Boston University Computer Science Building Celebrates Modern Software Architecture

This is the Boston University Center for Computing & Data Science, to open in 2022.

Rising above Central Campus, the 19-story structure will house our mathematics, statistics, and computer science programs, as well as the renowned Rafik B. Hariri Institute for Computing and Computational Science & Engineering. It’s just the latest commitment to data sciences by a university already acknowledged as a leader in this booming field.

The 345,724-square-foot building, resembling a giant stack of books, will be completely fossil-fuel free, making it one of the most energy-sustainable buildings in all of Massachusetts.

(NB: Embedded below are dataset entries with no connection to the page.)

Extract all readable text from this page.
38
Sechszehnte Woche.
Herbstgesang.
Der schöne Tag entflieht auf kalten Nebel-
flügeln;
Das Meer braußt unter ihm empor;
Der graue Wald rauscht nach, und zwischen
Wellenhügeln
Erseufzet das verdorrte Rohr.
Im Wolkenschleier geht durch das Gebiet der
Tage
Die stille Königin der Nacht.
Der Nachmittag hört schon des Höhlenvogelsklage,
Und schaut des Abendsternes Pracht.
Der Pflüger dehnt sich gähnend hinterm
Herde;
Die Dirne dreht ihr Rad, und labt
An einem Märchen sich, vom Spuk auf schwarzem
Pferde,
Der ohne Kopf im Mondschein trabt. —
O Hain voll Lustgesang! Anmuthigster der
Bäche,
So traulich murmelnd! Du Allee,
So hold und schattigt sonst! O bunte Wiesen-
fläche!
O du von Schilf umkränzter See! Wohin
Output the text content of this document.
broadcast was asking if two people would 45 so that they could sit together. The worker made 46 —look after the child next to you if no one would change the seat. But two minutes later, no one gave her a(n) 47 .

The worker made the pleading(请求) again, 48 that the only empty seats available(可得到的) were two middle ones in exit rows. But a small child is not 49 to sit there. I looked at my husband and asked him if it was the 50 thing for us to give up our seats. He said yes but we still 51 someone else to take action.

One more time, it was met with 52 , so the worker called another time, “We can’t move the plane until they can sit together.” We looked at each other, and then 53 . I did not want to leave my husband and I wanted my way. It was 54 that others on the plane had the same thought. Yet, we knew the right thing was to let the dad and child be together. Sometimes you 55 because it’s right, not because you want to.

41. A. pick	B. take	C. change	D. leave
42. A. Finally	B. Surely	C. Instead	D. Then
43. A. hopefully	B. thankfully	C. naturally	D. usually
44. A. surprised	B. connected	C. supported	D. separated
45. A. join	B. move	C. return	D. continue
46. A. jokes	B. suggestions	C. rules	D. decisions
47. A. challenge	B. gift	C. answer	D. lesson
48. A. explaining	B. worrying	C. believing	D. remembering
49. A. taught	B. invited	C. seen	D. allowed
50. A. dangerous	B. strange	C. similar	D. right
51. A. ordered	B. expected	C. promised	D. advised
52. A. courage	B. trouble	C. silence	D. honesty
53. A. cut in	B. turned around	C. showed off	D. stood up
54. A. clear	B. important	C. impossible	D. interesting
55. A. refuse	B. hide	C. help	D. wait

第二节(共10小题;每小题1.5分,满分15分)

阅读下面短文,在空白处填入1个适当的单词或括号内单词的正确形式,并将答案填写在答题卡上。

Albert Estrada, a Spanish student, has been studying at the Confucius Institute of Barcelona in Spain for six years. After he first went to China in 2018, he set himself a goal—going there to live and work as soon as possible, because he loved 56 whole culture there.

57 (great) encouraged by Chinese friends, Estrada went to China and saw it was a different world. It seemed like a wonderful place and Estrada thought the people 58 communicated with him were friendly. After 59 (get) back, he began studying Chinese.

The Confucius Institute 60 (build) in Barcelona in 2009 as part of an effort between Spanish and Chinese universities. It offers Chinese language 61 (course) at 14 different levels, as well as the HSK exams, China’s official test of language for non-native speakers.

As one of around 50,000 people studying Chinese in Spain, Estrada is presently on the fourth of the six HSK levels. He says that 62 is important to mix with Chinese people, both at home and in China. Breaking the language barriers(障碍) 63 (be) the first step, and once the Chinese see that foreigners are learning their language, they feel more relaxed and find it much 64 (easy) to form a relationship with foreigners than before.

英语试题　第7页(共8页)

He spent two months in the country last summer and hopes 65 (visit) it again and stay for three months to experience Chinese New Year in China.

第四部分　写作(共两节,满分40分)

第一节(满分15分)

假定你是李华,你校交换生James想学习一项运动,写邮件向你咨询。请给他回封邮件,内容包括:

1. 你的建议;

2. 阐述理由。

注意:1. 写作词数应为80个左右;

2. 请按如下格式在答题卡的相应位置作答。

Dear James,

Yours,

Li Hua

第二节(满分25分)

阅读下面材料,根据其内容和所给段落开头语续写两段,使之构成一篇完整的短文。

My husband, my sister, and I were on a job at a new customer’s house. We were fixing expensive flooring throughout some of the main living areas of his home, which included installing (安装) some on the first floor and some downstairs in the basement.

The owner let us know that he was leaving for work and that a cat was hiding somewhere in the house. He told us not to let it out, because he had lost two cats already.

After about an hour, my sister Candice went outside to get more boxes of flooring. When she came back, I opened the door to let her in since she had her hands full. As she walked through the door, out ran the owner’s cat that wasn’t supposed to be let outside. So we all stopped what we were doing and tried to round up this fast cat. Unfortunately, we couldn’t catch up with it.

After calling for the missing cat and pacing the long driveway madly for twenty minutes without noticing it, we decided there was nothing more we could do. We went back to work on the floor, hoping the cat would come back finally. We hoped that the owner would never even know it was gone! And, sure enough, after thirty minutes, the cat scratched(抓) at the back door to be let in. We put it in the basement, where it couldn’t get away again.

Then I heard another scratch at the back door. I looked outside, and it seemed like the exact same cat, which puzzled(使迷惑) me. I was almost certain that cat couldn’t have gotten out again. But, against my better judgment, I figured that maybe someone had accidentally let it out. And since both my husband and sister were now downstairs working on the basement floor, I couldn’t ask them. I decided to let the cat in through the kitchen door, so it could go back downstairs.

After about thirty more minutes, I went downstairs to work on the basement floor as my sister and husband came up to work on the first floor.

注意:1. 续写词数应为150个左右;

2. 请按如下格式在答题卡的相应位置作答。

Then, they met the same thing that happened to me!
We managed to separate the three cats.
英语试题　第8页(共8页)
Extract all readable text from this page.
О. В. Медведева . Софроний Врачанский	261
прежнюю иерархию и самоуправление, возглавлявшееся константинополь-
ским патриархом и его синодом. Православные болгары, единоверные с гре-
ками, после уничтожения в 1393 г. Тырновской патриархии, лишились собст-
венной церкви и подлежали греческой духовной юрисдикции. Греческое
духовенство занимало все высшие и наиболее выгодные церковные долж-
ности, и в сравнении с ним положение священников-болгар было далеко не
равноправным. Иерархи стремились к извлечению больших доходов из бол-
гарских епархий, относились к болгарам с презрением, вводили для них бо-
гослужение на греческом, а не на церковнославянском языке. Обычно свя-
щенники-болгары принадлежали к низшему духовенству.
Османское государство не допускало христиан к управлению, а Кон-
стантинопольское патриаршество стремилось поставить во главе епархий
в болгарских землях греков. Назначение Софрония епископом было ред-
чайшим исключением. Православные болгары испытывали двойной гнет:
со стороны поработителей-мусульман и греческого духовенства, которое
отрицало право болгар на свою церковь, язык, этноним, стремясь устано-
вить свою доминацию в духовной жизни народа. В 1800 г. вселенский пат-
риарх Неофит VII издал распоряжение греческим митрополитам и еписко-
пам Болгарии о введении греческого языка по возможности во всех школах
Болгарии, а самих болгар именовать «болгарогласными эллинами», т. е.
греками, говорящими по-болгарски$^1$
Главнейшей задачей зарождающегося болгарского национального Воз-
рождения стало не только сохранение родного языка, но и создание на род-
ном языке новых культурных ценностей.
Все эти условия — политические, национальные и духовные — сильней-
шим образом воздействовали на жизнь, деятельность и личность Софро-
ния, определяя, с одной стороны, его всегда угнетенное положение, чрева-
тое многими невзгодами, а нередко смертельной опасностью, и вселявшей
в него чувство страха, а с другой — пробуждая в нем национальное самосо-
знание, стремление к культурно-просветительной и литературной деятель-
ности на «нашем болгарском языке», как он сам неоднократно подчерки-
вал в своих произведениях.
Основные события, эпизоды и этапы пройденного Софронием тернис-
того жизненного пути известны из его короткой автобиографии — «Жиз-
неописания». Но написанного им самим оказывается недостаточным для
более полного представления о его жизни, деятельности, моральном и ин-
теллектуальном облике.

To me, it is evocative of the “software stack” of today’s systems and the close and elegant integration of their disparate components.


As always, xkcd is here to clarify things: xkcd: Dependency


The Gates Computer Science Building at Stanford ought to look like this. At random times, it should change its colour to blue and lock all of the doors for five minutes before changing back.


@jdougan - I love the cartoon. I am not very computer literate, but as I look at the cantilevered structure and apply (naively, perhaps) some mathematical and computer principles I have learned here (and made visually explicit by your cartoon), I cannot help but wonder about ultimate stability of the structure in all circumstances. Catastrophic failure also happens with software, n’est-ce pas? Thus, while the BUCSB’s likelihood of structural failure is surely quite low, I don’t suppose the statistical probability is absolutely zero, say, following a1000 year wet snowfall accumulation (from global warming!) and an unusually large earthquake in New England.


Hoo boy.

The offset boxes and variously oriented slats first made me think they were evoking the parallel lines illusion. Then @jdougan got it right. :slight_smile:

The building definitely conjures an accurate mental image of the artifacts of the discipline soon to occupy it. I’m sure Peter Thiel would again remind us to be suspicious of disciplines that add “science” to their names.


That is part of the point of the cartoon. If some hacker in Nebraska is the dev and project owner of key infrastructure software, what happens if he is hit by a bus? Or less dramatically, retires, or changes jobs and no longer has the time to devote to it? Unfortunately these are much more common events than the 1000 year snowfall.

The other part has to do with serious issues in the software. eg. The 2012-2014 Heartbleed security bug which made every one that used the OpenSSL cryptography library vulnerable. Which at the time, was pretty much everything that was secured.

The good news is that generally these projects are Open Source licensed, so someone can grab a copy and continue development and fixes. The bad news is it can take some time to get back project management to where it was and since these are often invisible unpaid labour-of-love projects, it can be difficult to find a successor. In Open Source, the reputational benefits can sometimes be great, but there are plenty of cases where the project is unnoticed. eg. Dave Taht, in the process of preventing the congestion collapse of the Internet (from bufferbloat) worked himself into ill health.

There have been efforts to fix this but so far nothing entirely satisfactory:

  • Internet Civil Engineering Institute -
    • Organization to collect funds from sponsors and distribute them to load bearing people.
    • Shutdown because recruiting people who are both willing and entirely competent to run an organization like this is difficult.
  • Open Source Security Foundation (formerly Core Infrastructure Initiative)
    • is more concerned with security issues, was in part a response to Heartbleed
  • Loadsharers

This is a pretty good non-technical exposition from 2014 on the Heartbleed problem, causes and issues.

The Internet Is Being Protected By Two Guys Named Steve


Unbelievable. If I understand correctly, open SSL’s desire to remain open source runs up against its success in near-universal adoption, economics and government regulations. This is due to both free riders (basically everyone who uses the internet) and free regulators (wanting, undoubtedly, their own back doors). What is astounding is that the mega-corporations, so busy making billions while deplatforming those who disagree with them, have not offered amounts of money which, for them, is the equivalent of change lost in seat cushions. As I began - unbelievable!